Symposium participants were in broad agreement that climate change is increasingly an issue for the courts to deal with and cannot be left solely to intergovernmental negotiation or executive action. Participants debated the exact function of the courts and strategies for building the capacity of judicial systems regarding climate change. It was noted that the global scale of the climate problem should not discourage courts from dealing with its significant local implications. Candid exchanges on practice reform and innovative and novel institutional approaches were enriched by the diversity of positions and jurisdictions represented by those in the room.

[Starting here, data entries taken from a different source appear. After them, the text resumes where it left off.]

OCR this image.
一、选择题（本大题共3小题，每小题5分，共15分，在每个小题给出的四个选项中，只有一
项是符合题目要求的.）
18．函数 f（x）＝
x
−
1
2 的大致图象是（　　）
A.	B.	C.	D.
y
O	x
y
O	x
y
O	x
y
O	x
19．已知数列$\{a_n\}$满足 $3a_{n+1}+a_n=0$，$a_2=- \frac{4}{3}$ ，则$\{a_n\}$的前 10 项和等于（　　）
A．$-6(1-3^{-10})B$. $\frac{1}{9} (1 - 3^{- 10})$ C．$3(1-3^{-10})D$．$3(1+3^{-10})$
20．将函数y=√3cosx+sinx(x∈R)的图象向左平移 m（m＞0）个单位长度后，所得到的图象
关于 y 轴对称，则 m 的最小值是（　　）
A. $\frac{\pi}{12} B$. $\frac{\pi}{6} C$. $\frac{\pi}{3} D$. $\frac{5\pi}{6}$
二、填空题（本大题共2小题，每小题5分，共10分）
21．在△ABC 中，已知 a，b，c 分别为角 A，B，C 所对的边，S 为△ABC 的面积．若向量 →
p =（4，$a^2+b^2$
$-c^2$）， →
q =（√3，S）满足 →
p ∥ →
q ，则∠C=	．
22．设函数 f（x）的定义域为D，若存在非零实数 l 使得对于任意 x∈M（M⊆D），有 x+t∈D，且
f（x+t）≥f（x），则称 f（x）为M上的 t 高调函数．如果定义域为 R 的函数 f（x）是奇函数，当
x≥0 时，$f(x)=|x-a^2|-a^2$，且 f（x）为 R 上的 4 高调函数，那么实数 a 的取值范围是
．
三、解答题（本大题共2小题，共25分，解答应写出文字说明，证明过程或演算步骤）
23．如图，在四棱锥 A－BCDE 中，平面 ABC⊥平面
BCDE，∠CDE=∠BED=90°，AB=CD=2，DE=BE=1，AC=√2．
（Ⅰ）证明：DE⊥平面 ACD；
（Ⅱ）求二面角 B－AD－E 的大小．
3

The ‘Adjudicating the Future’ symposium did much to strengthen a network of lawyers who share in the work of crafting legal responses to climate change. The constructive discussions attested to the complementary nature of the distinct roles of judges, practitioners and legal academics in addressing both the practical and normative challenges of climate change. This event clearly demonstrated the pragmatic benefits of a direct discussion on what can be identified as ‘climate adjudication’ among different actors of the legal world. As the demands of climate mitigation and adaptation grow ever more urgent, there will be significant opportunities for lawyers to contribute to climate solutions.
The ‘Adjudicating the Future: Climate Change and the Rule of Law’ symposium hosted by King’s College London (17-19 September) was an event jointly organised by a number of organisations and designed for open and critical academic debate. The debate centred on how courts are adjudicating, and can adjudicate, on climate change-related problems that are increasingly appearing before courts. Parts of the symposium were open to the public, talks were publicised and some streamed live, and related documents have been published online.
The event remit was not to endorse particular solutions, legislative or otherwise, but in recognition of the increasing amount of climate change-related cases being brought before courts worldwide in different areas of law and legal practice.